Laki-laki Beraroma Rempah-Rempah adalah salah satu judul cerita pendek yang ada di dalam buku ini. Bercerita tentang seorang laki-laki yang menurut tokoh utamanya, dia bernama Tjandra. Tjandra memiliki hampir semua kesempurnaan sebagai laki-laki mapan idaman para wanita, dan dia mempunyai aroma yang menurut si tokoh beraroma seperti rempah-rempah, sedangkan si tokoh utama (yang tak disebutkan namanya) adalah wanita yang merasa dirinya kurang sempurna secara fisik, tidak seperti wanita-wanita dalam iklan atau model majalah. Tetapi Tjandra memandangnya sebagai sosok yang pantas untuk mendampingi hidupnya. Tentu ada alasan kenapa Tjandra memilihnya.
Sayangnya dalam kesederhanaan cerita-cerita yang menjadi kelebihan dalam buku ini, Tina K kadang masih belum bisa lepas dari kutukan terbesar yang sering menghinggapi penulis kita; klise. Pada beberapa cerita juga masih terasa sangat datar dan nyaris tanpa konflik. Seperti yang terdapat dalam cerita keenam yang berjudul Sentuhan Sayap Kupu-kupu (hal. 69-81). Dalam kisah keenam ini, terdapat dua tokoh utama Petra dan Leo. Petra adalah gadis yang sedang menempuh kuliah, dia tinggal di rumah orang tua Leo yang merupakan teman karib Ibu Petra. Sedangkan Leo yang tampan dan cerdas sedang menempuh kuliah di Perancis dan setahun lagi akan selesai. Leo dikisahkan pulang ke Indonesia selama dua minggu. Dan bertemu dengan Petra yang dulu, jauh sebelum Petra kuliah dan ikut tinggal di rumah itu pernah akrab sekali dengan Leo saat kecil dan masih suka digendong-gendong. Cerita bergulir dan saat akan kembali ke Perancis Leo melamar Petra dan Petra mau menerima Leo begitu saja.

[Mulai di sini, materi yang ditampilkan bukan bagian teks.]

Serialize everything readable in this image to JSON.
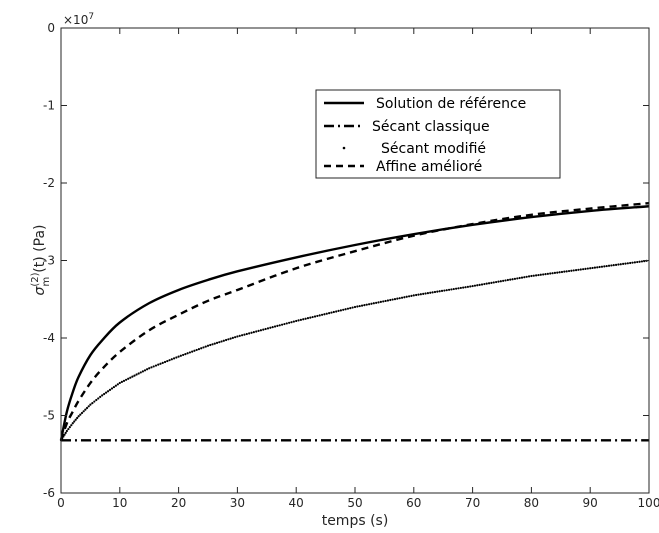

Segalanya begitu indah, tapi justru di situlah masalahnya. Bagaimana memberi konflik pada manusia-manusia yang sudah sedemikian mapan dan baik-baik ini? Inilah jebakan terbesar yang justru Tina K terperangkap di dalamnya.
Namun begitu, beberapa cerita lain juga masih menyisakan rasa yang memainkan perasaan kita, seperti Badai Siang Hari (hal.19-30), Melintas Sunyi (hal.45-53) dan masih banyak lagi. Dan tidak adanya simbol-simbol waktu (jaman) yang terdapat dalam kisahnya, membuat cerita dalam buku kumpulan cerpen ini bisa dibaca sepanjang masa. Kekuatan Tina K sebagai pencerita yang tidak menggebu-gebu juga merupakan salah satu kelebihan tersendiri selain tidak mengumbar kata-kata rayuan dalam kisah-kisahnya.
Jika Anda ingin menikmati ‘segelas air putih’ yang melegakan tenggorokan di antara riuhnya pesta yang menawarkan minuman aneka rasa, buku Tina K adalah salah satunya.
Resensi Pembaca
Kita Daiajak Masuk dalam Kehidupan Wanita Lajang Oleh: kurniawan - 16 July 2009
Membaca Kumpulan Cerpen “Laki-laki beraroma rempah-rempah” dari Tina K atau nama FB-nya Magi Luna ini kita seakan di ajak untuk masuk dalam kehidupan para wanita lajang dengan segala problematika cintanya di kota Metropolitan. Dari 18 cerita pendeknya semuanya mengalirkan cerita yang begitu memukau tentang para wanita lajang dalam menyikapi cinta dengan setting kota metropolitan, dari sudut pandang seorang wanita.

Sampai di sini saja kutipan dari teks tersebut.